Carter v. Green

MONROE, J.

Defendant, having been sued under an ordinance of the town of De Ridder for certain fees for the inspection of live stock to be slaughtered by him, interposed the defense that the ordinance contravenes article 1, § 8 (the commerce clause), of the Constitution of the United States, and he has appealed from a judgment in which that defense was overruled. The ordinance attacked reads, in part, as follows:

“An ordinance to preserve and promote the health and general welfare of the citizens of De Ridder, Louisiana; to provide for the inspection of all cattle, sheep, hogs, goats and other live stock, before being butchered and offered for sale within the corporate limits of the town of De Ridder; to create the office of inspector of live stock of the town of De Ridder, Louisiana; to define their duties, and to provide for his compensation; and to provide penalties for all violations of this ordinance.
“Section 1. * * * That, hereafter, no one shall be permitted to sell or offer for sale, with*492in the corporate limits of the town of De Ridder, the meat of any butchered cattle or other live stock unless the same has been, first, regularly inspected by the said inspector of live stock for said town, before the same was butchered and unless said person or persons, selling or offering to sell such meat, has a certificate from such inspector that said animal was duly inspected by him and was found sound and healthy and free from disease, before it was butchered.”
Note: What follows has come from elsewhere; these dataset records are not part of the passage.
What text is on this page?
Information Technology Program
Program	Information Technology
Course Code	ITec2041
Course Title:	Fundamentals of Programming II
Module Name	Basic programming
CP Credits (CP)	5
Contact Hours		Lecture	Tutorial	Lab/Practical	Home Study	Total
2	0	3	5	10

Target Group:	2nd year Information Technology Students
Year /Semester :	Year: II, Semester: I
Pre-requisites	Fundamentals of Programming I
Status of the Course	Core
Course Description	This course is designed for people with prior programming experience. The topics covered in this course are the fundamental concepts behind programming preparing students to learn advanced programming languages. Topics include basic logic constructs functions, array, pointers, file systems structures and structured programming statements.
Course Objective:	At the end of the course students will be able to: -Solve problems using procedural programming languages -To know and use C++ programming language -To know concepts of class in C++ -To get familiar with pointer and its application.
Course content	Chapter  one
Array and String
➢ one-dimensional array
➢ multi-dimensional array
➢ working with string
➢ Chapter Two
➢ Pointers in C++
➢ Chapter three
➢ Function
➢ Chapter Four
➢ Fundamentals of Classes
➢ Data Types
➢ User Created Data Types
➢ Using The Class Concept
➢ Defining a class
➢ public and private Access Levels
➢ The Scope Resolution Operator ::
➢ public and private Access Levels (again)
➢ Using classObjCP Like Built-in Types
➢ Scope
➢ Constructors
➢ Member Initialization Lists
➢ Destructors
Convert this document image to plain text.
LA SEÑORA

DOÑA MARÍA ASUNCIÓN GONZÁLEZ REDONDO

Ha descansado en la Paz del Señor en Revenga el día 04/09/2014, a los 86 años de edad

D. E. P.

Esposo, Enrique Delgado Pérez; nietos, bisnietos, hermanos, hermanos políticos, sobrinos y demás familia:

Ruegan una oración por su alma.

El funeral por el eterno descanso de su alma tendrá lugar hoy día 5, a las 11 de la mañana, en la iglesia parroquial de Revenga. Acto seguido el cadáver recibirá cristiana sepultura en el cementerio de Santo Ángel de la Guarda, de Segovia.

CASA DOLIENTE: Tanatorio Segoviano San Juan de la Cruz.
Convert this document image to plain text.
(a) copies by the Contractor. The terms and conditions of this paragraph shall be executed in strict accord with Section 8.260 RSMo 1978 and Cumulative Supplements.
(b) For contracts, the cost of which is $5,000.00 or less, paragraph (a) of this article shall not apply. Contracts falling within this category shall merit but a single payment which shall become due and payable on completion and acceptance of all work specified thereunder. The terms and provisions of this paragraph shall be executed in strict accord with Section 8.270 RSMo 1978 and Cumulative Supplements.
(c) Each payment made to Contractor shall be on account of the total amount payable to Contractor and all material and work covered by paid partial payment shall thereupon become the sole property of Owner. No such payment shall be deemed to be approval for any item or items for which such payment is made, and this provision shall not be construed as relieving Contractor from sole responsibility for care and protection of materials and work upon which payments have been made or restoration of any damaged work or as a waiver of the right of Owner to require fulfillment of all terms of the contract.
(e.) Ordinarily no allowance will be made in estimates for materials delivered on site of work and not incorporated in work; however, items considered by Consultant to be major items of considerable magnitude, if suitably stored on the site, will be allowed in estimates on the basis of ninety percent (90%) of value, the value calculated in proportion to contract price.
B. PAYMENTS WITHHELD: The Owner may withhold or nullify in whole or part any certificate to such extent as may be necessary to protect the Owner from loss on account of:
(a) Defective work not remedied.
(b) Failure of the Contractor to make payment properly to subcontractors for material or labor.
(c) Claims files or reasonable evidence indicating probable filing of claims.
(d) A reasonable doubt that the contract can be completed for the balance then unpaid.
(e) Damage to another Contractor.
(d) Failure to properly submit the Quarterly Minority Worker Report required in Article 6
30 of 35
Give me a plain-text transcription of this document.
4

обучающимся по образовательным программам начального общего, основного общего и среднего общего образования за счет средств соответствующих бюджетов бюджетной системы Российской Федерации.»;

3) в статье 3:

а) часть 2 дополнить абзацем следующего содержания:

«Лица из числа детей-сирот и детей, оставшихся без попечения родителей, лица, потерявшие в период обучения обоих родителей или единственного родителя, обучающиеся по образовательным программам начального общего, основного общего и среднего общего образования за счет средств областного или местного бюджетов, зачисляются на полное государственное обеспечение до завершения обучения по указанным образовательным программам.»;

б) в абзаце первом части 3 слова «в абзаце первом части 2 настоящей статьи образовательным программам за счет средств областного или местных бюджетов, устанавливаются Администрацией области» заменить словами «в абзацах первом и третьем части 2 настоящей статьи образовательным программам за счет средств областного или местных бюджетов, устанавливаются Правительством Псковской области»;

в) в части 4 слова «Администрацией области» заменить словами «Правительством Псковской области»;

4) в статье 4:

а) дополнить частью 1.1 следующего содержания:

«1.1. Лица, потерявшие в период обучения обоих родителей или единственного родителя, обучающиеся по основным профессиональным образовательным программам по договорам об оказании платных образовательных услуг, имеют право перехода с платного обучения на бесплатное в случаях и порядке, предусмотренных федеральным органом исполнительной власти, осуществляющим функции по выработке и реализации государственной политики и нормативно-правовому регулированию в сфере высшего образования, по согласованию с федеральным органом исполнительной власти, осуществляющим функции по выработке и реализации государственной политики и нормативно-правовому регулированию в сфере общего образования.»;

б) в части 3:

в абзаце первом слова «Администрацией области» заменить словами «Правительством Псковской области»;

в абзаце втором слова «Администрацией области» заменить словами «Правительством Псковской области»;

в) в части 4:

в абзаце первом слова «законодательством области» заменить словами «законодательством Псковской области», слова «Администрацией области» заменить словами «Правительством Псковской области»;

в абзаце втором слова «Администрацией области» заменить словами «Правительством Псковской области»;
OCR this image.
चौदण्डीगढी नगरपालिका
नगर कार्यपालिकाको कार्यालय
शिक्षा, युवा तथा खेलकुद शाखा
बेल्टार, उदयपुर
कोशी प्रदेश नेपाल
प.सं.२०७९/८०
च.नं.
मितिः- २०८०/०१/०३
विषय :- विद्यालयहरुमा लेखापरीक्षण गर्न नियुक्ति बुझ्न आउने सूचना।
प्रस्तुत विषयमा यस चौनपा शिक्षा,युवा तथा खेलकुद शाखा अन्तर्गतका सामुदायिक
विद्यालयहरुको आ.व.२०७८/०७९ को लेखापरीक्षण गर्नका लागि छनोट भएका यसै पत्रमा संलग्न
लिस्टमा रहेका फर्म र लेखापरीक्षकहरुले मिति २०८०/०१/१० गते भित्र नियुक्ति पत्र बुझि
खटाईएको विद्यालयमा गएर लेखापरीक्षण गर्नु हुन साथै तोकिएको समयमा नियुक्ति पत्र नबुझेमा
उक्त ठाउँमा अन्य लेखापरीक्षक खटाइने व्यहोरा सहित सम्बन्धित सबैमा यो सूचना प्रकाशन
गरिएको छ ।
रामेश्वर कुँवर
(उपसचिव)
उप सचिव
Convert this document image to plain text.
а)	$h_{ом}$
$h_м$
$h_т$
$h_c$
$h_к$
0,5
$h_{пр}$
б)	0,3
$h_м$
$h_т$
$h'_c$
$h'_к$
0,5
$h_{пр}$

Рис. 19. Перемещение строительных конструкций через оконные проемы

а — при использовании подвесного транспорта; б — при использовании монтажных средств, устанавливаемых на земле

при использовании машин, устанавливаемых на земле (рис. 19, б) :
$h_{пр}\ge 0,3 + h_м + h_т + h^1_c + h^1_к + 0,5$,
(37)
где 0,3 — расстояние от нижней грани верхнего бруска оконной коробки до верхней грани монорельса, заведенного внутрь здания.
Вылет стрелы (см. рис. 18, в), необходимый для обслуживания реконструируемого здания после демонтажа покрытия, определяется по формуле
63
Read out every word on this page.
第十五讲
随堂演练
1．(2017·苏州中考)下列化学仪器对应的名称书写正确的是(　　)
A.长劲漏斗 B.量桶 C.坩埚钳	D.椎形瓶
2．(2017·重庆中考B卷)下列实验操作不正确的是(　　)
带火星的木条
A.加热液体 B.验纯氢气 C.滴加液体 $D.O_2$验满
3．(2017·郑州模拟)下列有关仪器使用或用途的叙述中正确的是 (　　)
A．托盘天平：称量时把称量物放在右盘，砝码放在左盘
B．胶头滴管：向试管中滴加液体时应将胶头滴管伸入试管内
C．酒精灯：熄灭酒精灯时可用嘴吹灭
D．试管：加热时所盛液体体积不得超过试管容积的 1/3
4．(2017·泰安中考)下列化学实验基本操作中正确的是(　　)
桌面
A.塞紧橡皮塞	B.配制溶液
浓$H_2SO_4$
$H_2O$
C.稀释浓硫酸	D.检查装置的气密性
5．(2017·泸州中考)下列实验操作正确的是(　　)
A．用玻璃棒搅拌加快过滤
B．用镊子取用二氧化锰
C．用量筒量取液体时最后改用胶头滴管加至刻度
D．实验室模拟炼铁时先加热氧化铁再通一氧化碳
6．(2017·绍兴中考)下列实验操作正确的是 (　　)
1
Section 3 provides for the appointment by the mayor and alderman of a live stock inspector,

“whose duty it shall be to inspect all live stock to be butchered and sold or offered for sale, in the corporate limits of said town, and whose duty- it shall be, promptly to report to the may- or * * * any infraction of said ordinance.”

It fixes the compensation of the inspector, and provides that the same shall be paid by the person for whose benefit the inspection may be made; that the inspector shall issue to such person a certificate that the animal slaughtered was sound, or, if the fact should be otherwise, shall condemn such animal and forbid the butchering of it for sale; that—

“It shall be the duty of the inspector, after making each inspection, to remain on the ground and to see each animal slaughtered that he has inspected.”

Section 4 imposes- a penalty, of fine and imprisonment, for butchering cattle, sheep, hogs, goats, or other live stock, without previous inspection, or for offering for sale the meat of such animals which had not been inspected on the hoof, and for which certificates of health had not been obtained from the inspector; as also a penalty for delivering meat otherwise than in covered carts, etc.

It is obvious that the practical effect of the ordinance thus quoted, if enforced, will be to prevent the sale, in De Ridder, of the meat of any animal, slaughtered beyond the limits of this state, or even within the limits of the state, but at any considerable distance from the town of De Ridder.

Dealing with a statute of the state of Minnesota containing similar provisions, the Supreme Court of the United States has held it to be in violation of the provision of the Constitution of the United States which is here invoked; Mr. Justice Harlan, the organ of the court, saying, in the course of the opinion: '

“As the inspection must take place within the 24 hours immediately before the slaughtering, the act, by its necessary operation, excludes from the Minnesota market practically all fresh beef, veal, mutton, lamb, or pork, in whatever form, and although entirely sound, healthy, and fit for human food, taken from animals slaughtered in other states. * * * But a law providing for the inspection of animals whose meats are designed for human food cannot be regarded as a rightful exercise of the police powers of the state, if the inspection prescribed is of such a character, or is burdened with such conditions, as will prevent altogether the introduction into the state of sound meats, the product of animals slaughtered in other states. It is one thing for a state to exclude from its limits cattle, sheep, or swine actually diseased, or meats that by reason of their condition, or the condition of the animals from which they are taken, are unfit for human food, and punish all sales of such animals or of such meats within its limits. It is quite a different thing for a state to declare, as does Minnesota, by the necessary operation of its statute, that fresh beef, veal, mutton, lamb, or pork — articles that are used in every part of this country to support human life— shall not be sold at all for human food within its limits, unless the animal from which such meats are taken is inspected in that state, or, as is practically said, unless the animal is slaughtered in that state.” State of Minnesota v. Barber, 136 U. S. 313, 10 Sup. Ct. 862, 34 L. Ed. 455.

The plaintiff and appellee, in the instant case, has not appeared in this court, by counsel or otherwise, and nothing occurs to us which would weaken the force and effect of the reasoning and decree in the case above cited, by which, as the Supreme Court of the United States is the highest authority upon the question at issue, we roust be governed.

It is therefore ordered, adjudged, and decreed that the judgment appealed from be annulled, avoided, and reversed; that the ordinance No. 25 of the town of De Ridder, passed August 2, 1904, be decreed null and void; and that plaintiff’s demand be rejected and this suit dismissed, at his cost in both courts.